Pero regresemos al discurso de Valéry. En él, el autor de El cementerio marino arremete con gran lucidez contra el escribir poseso; en otras palabras, contra aquellos entrecomillados-poetas que sólo son capaces de escribir un par de versos cuando les son dictados por insólitos instantes de inspiración: «Esos momentos —de un valor infinito—, esos instantes que dan una especie de dignidad universal a las relaciones y a las intuiciones que engendran, son no menos fecundos en valores ilusorios o incomunicables. Lo que vale sólo para nosotros no vale nada. Es la ley de la Literatura. Esos estados sublimes son en realidad ausencias en las que se encuentran maravillas naturales que solamente se hallan allí, pero tales maravillas son siempre impuras, quiero decir mezcladas con cosas viles o vanas, insignificantes o incapaces de resistir la luz exterior». Lo que significa, entonces, que la creación poética consiste en capturar ese instante, que el propio ensayista denomina «la esencia de la poesía», para subyugarlo dentro de los límites de la estética a través del trabajo con el lenguaje. Y no las frasecillas abstrusas que algunos incautos escriben en la imprecisa pero descomunal frontera entre la estulticia y el culteranismo.

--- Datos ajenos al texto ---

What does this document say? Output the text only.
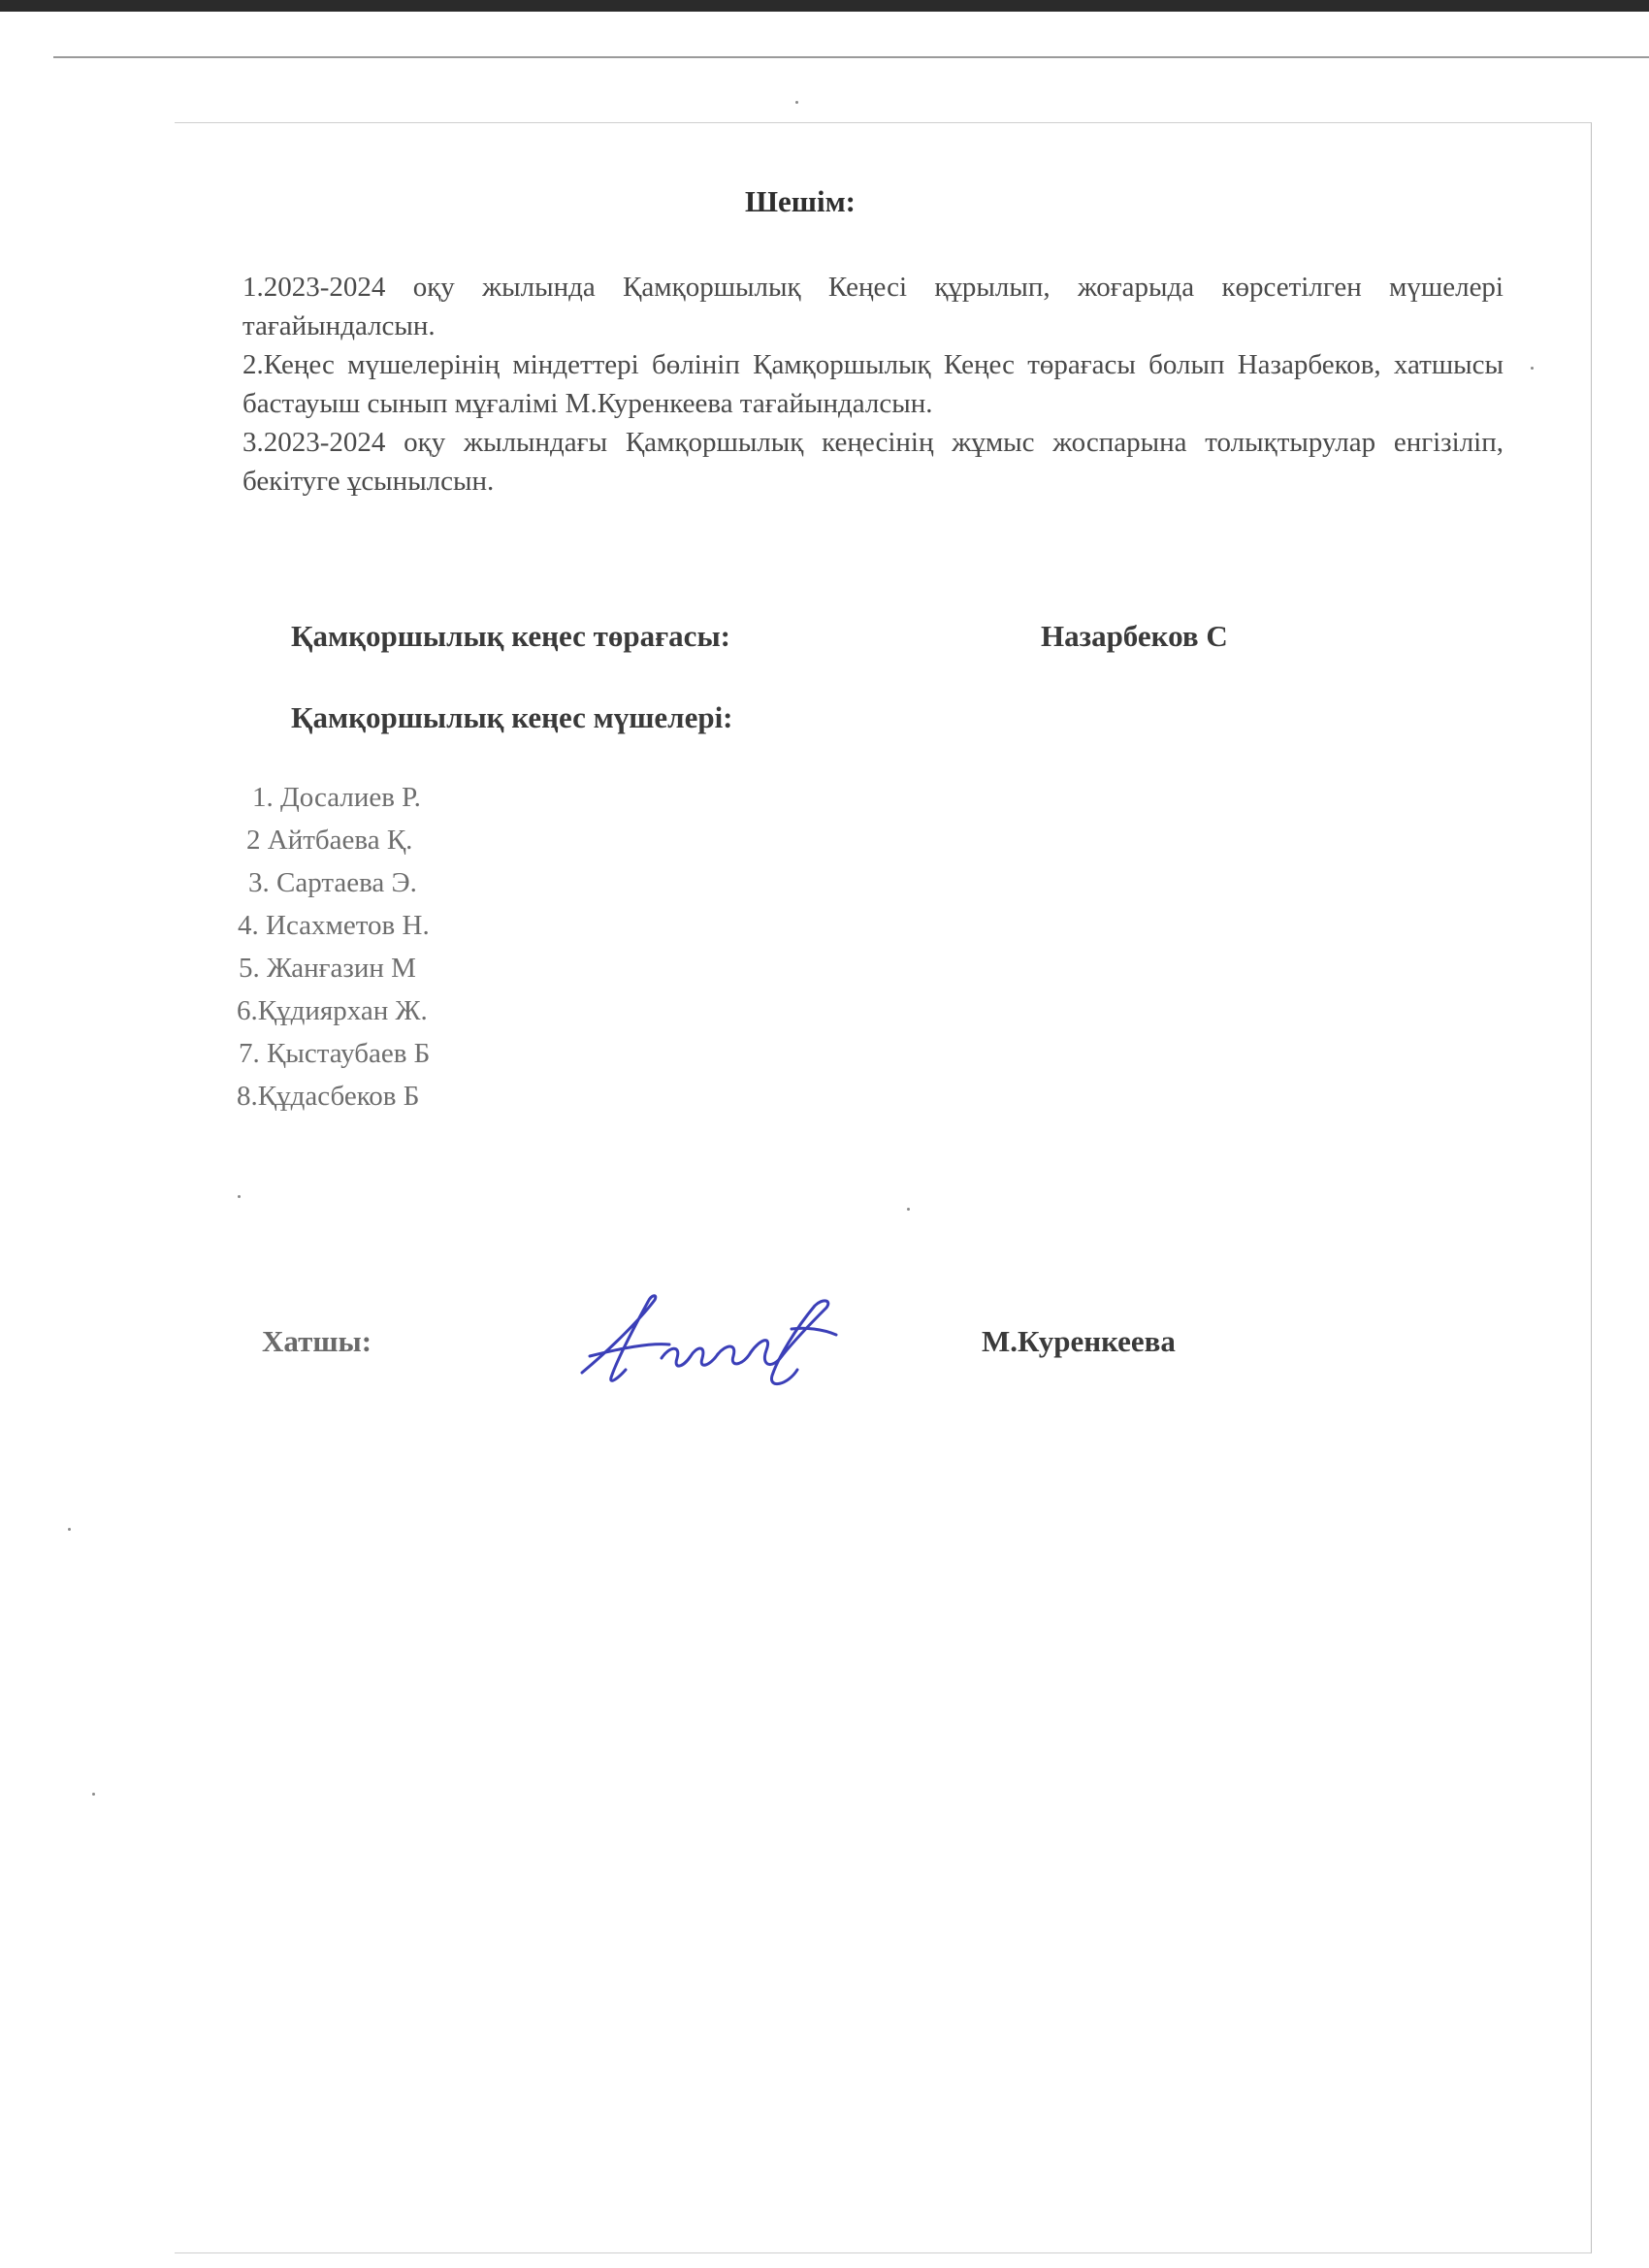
Шешім:

1.2023-2024 оқу жылында Қамқоршылық Кеңесі құрылып, жоғарыда көрсетілген мүшелері тағайындалсын.

2.Кеңес мүшелерінің міндеттері бөлініп Қамқоршылық Кеңес төрағасы болып Назарбеков, хатшысы бастауыш сынып мұғалімі М.Куренкеева тағайындалсын.

3.2023-2024 оқу жылындағы Қамқоршылық кеңесінің жұмыс жоспарына толықтырулар енгізіліп, бекітуге ұсынылсын.

Қамқоршылық кеңес төрағасы:	Назарбеков С
Қамқоршылық кеңес мүшелері:
1. Досалиев Р.
2 Айтбаева Қ.
3. Сартаева Э.
4. Исахметов Н.
5. Жанғазин М
6.Құдиярхан Ж.
7. Қыстаубаев Б
8.Құдасбеков Б
Хатшы:	М.Куренкеева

Previo a cualquier tentativa de innovación literaria es esencial entender los distintos parámetros contenidos en el lenguaje, así como la diferencia entre lo poético y la poesía; de otro modo, no se pueden romper las estructuras clásicas — por rígidas que estas sean — si no se conocen.

Termino este asedio con una apostilla: el conflicto de la poesía — y el de la literatura misma — no se limita al manejo de ese fusil de asalto que puede ser el lenguaje. Resulta determinante para todo escritor mantener en la mira el potencial revolucionario de lo que escribe (en el sentido innovador pero también subversivo de la palabra) y su carácter político. Lo primero no es más que honestidad literaria: se ha escrito tanta poesía que es casi imposible ofrecer algo que valga la pena de ser leído; lo segundo, una disyuntiva: elegir bando o asumir el riesgo de verse en medio de un fuego cruzado: canónicos contra inconformes; académicos contra irracionales; antipoetas contra nerudianos.

3. Enfrentemos la mala poesía, o mejor dicho, las huestes de entrecomillados-poetas. Esos que a la más ligera provocación se entregan gustosos a los lugares comunes y las frases prefabricadas: para no batallarle, para ahorrarse el esfuerzo que significa la búsqueda de propuestas legítimas e ideas propias, en sus textos se multiplican estereotipos como las garrapatas que invaden el pelaje de cualquier bestia desahuciada. Indoctos pero entusiastas, recurren al escribir oscuro no por profundidad poética sino por falta de contenido. Sus poemas, pues, no dicen nada. Ese vacío — el de la falta de contenido — sí que es profundo: sus textos carecen de imágenes y metáforas no por falta de voluntad, sino por ignorancia. O redundan en estas por el mismo trastorno, que no es abundancia de estilo. Y es eso lo que camufla — o pretende — su ausencia de claridad. Amparada, por supuesto, en concatenaciones verbales inadmisibles por la desmesura de sus pretensiones excéntricas. Además de su terrible escritura; es decir, su fraseo mutilado que juzgan verso. Pero por mí no se disciplinen, sepultureros de la poesía, porque finalmente yo escribo prosa y ya en ella carezco de potestad alguna. Entonces sería oportuno citar el apotegma de Gombrowicz, aquel que advierte que de la poesía no se debe «escribir en tono poético». Por eso, parapetado en mi trinchera ensayístico-narrativa, ametrallo citas: para defender la República literaria de tanto falsario blindado de pretensiones.